Secret Santa is a creepy horror novella from Andrew Shaffer. His Obama Biden mysteries are enjoyable, so I picked this up during the year. Of course, the best time to read a Christmas-themed book is December. My only regret is getting the review posted after the holiday. Still, it’s worth a try if the horrors of office Christmas parties are fresh in your mind.
Lussi is an editor searching for a new job. Her previous employer merged with another publishing house and laid off staff in the consolidation. So she sends Blackwood-Patterson her resume and gets an interview. Located in New York City’s East Village, the building is mysterious and a bit odd. But Lussi doesn’t let that stop her.
What gives her pause, though, is the publisher, Xavier Blackwood, dying of a heart attack during the interview. Taking full advantage of the situation, Lussi tells his son and successor that Blackwood hired her as a senior editor. It doesn’t take her long to question the wisdom of that snap decision.
Shaffer combines a variety of themes in Secret Santa. They range from “be careful what you wish for,” to menacing antique dolls and sick building syndrome. But in the context of this dysfunctional publishing house, they all make a strange kind of sense.

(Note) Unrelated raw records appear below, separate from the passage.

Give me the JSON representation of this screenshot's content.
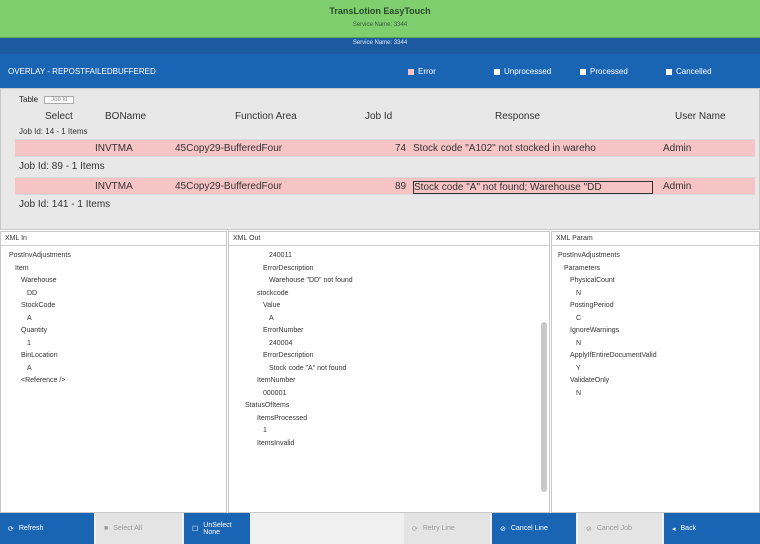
{
  "titlebar": {
    "title": "TransLotion EasyTouch",
    "subtitle": "Service Name: 3344"
  },
  "toolbar": {
    "text": "Service Name: 3344"
  },
  "overlay": {
    "label": "OVERLAY - REPOSTFAILEDBUFFERED",
    "legend": [
      {
        "label": "Error",
        "color": "#f7c4c6"
      },
      {
        "label": "Unprocessed",
        "color": "#ffffff"
      },
      {
        "label": "Processed",
        "color": "#ffffff"
      },
      {
        "label": "Cancelled",
        "color": "#ffffff"
      }
    ]
  },
  "grid": {
    "table_label": "Table",
    "table_select": "Job Id",
    "columns": [
      "Select",
      "BOName",
      "Function Area",
      "Job Id",
      "Response",
      "User Name"
    ],
    "rows": [
      {
        "group": "Job Id: 14 - 1 Items"
      },
      {
        "select": "",
        "boname": "INVTMA",
        "function_area": "45Copy29-BufferedFour",
        "job_id": "74",
        "response": "Stock code \"A102\" not stocked in wareho",
        "user": "Admin"
      },
      {
        "group": "Job Id: 89 - 1 Items"
      },
      {
        "select": "",
        "boname": "INVTMA",
        "function_area": "45Copy29-BufferedFour",
        "job_id": "89",
        "response": "Stock code \"A\" not found; Warehouse \"DD",
        "user": "Admin"
      },
      {
        "group": "Job Id: 141 - 1 Items"
      }
    ]
  },
  "panels": {
    "xml_in": {
      "title": "XML In",
      "lines": [
        "PostInvAdjustments",
        "Item",
        "Warehouse",
        "DD",
        "StockCode",
        "A",
        "Quantity",
        "1",
        "BinLocation",
        "A",
        "<Reference />"
      ]
    },
    "xml_out": {
      "title": "XML Out",
      "lines": [
        "240011",
        "ErrorDescription",
        "Warehouse \"DD\" not found",
        "stockcode",
        "Value",
        "A",
        "ErrorNumber",
        "240004",
        "ErrorDescription",
        "Stock code \"A\" not found",
        "ItemNumber",
        "000001",
        "StatusOfItems",
        "ItemsProcessed",
        "1",
        "ItemsInvalid"
      ]
    },
    "xml_param": {
      "title": "XML Param",
      "lines": [
        "PostInvAdjustments",
        "Parameters",
        "PhysicalCount",
        "N",
        "PostingPeriod",
        "C",
        "IgnoreWarnings",
        "N",
        "ApplyIfEntireDocumentValid",
        "Y",
        "ValidateOnly",
        "N"
      ]
    }
  },
  "bottom": {
    "refresh": "Refresh",
    "select_all": "Select All",
    "unselect": "UnSelect None",
    "retry": "Retry Line",
    "cancel_line": "Cancel Line",
    "cancel_job": "Cancel Job",
    "back": "Back"
  }
}
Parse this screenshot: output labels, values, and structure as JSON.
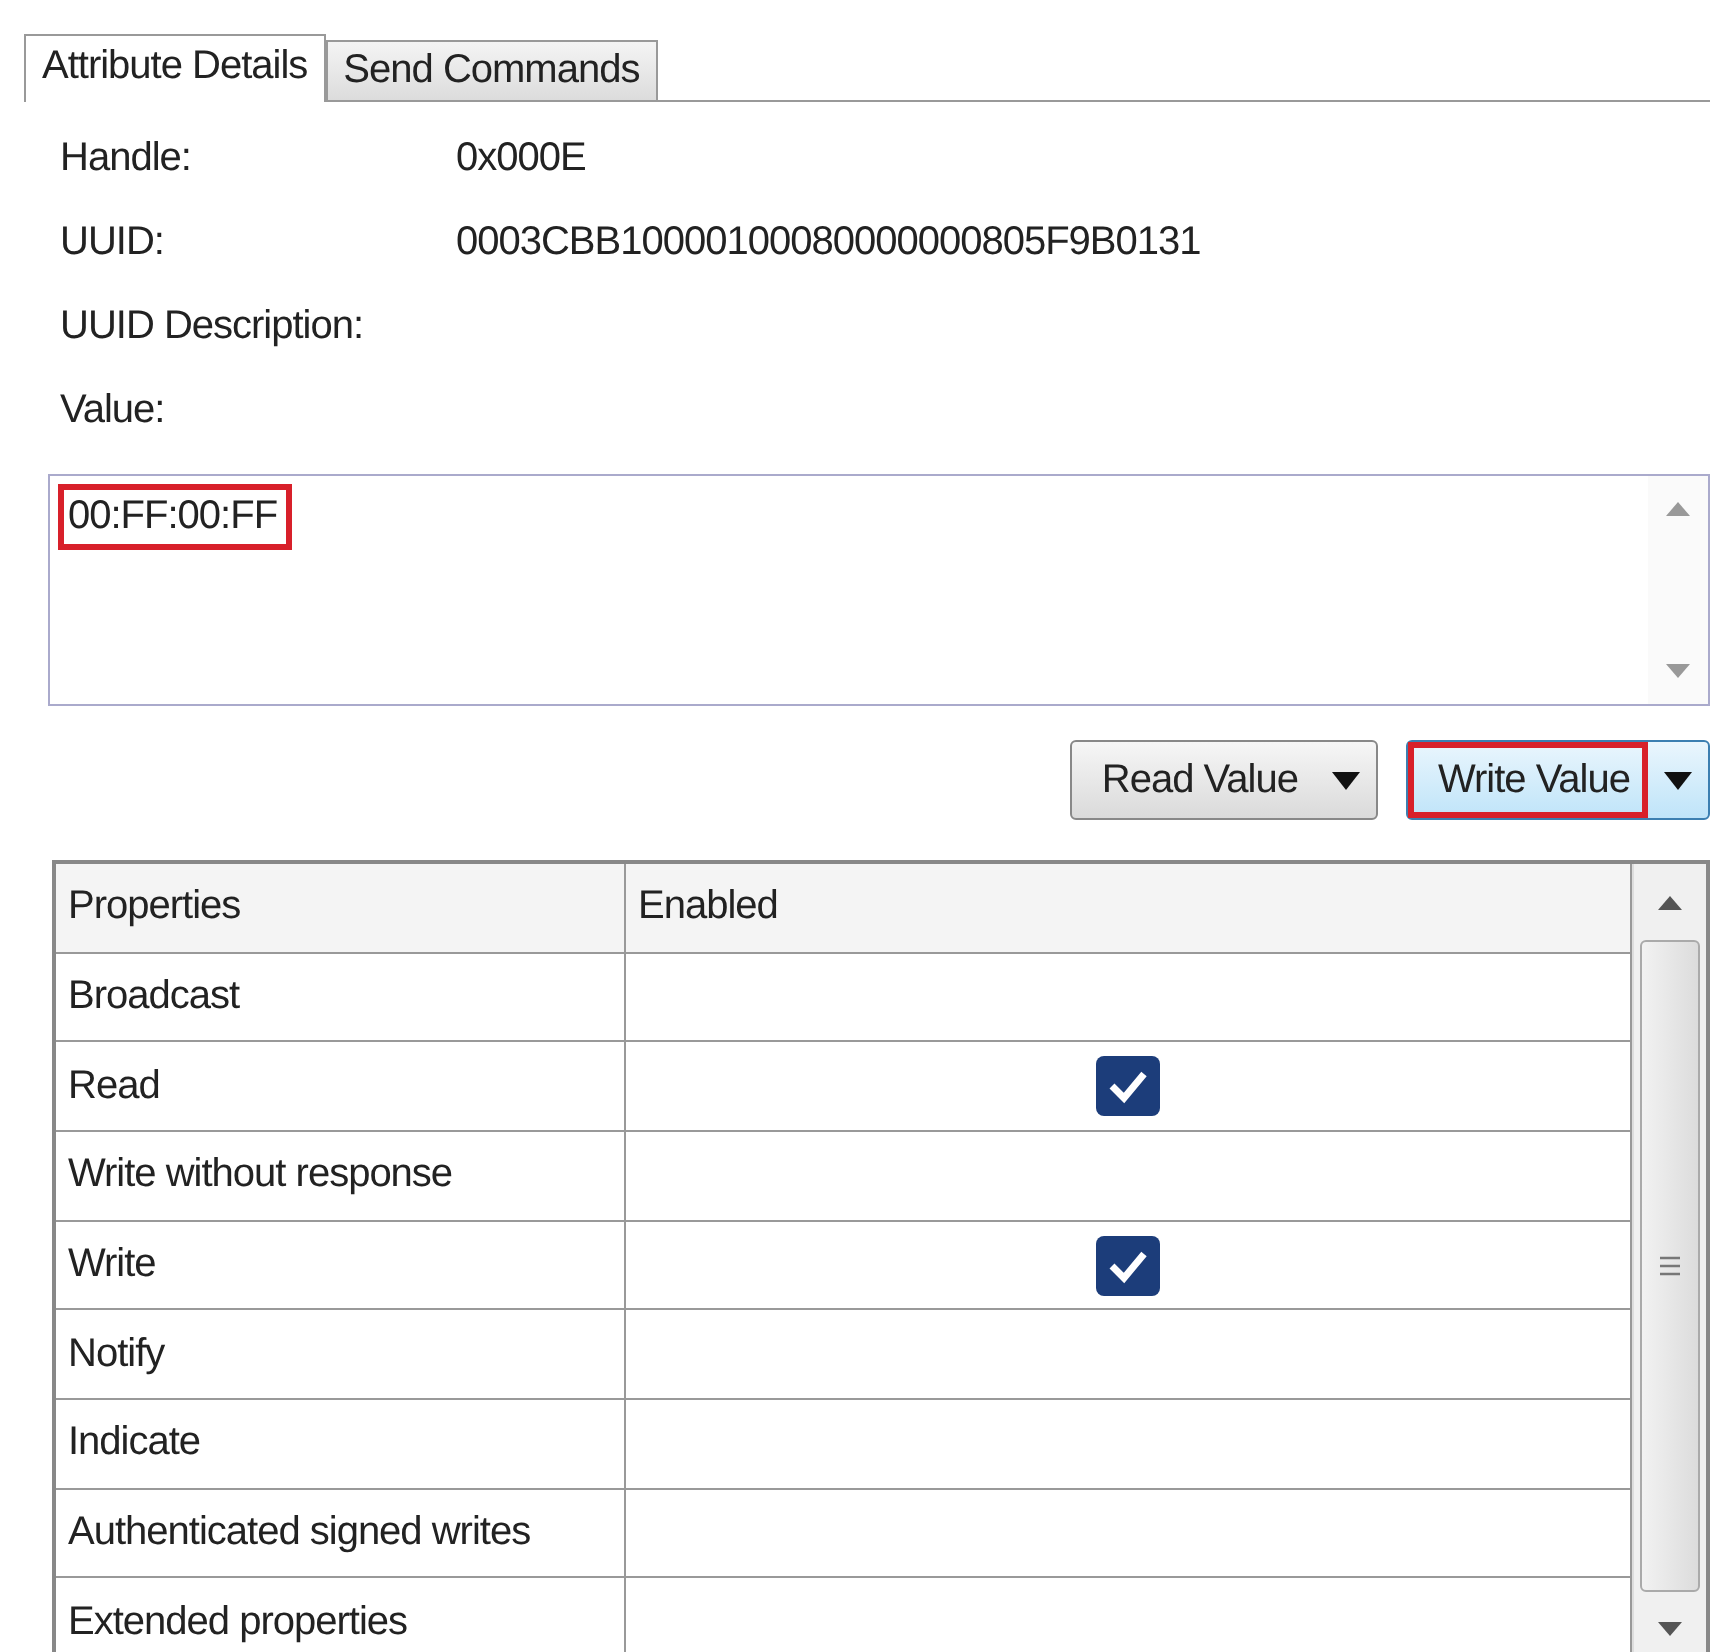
{
  "tabs": [
    {
      "label": "Attribute Details",
      "selected": true
    },
    {
      "label": "Send Commands",
      "selected": false
    }
  ],
  "details": [
    {
      "label": "Handle:",
      "value": "0x000E"
    },
    {
      "label": "UUID:",
      "value": "0003CBB10000100080000000805F9B0131"
    },
    {
      "label": "UUID Description:"
    },
    {
      "label": "Value:"
    }
  ],
  "value_box": {
    "value": "00:FF:00:FF",
    "highlighted": true
  },
  "buttons": [
    {
      "label": "Read Value",
      "hovered": false,
      "highlighted": false
    },
    {
      "label": "Write Value",
      "hovered": true,
      "highlighted": true
    }
  ],
  "table": {
    "columns": [
      "Properties",
      "Enabled"
    ],
    "rows": [
      {
        "name": "Broadcast",
        "checked": false
      },
      {
        "name": "Read",
        "checked": true
      },
      {
        "name": "Write without response",
        "checked": false
      },
      {
        "name": "Write",
        "checked": true
      },
      {
        "name": "Notify",
        "checked": false
      },
      {
        "name": "Indicate",
        "checked": false
      },
      {
        "name": "Authenticated signed writes",
        "checked": false
      },
      {
        "name": "Extended properties",
        "checked": false
      }
    ]
  }
}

Much of the story also hinges on the downsides of office gift exchanges, as the title implies. Lussi receives an unexpected gift, considering her minimal tenure there. She soon discovers that office politics is the least of her concerns.
Setting the book in the 1980s, Shaffer injects commentary on the culture of “greed is good.” He also reminds us of the seedier side of the city back in the day.
Lussi is a suitably quirky heroine, with plenty of guts and drive. As the book’s narrator, she offers a blend between the quintessential horror fan and potential final girl. Her humor is wry and readable.
All in all, Secret Santa is a solid antidote for readers who like their holiday-themed books to have a strong dark side. Extra points if you like holiday traditions rooted in history or various cultures.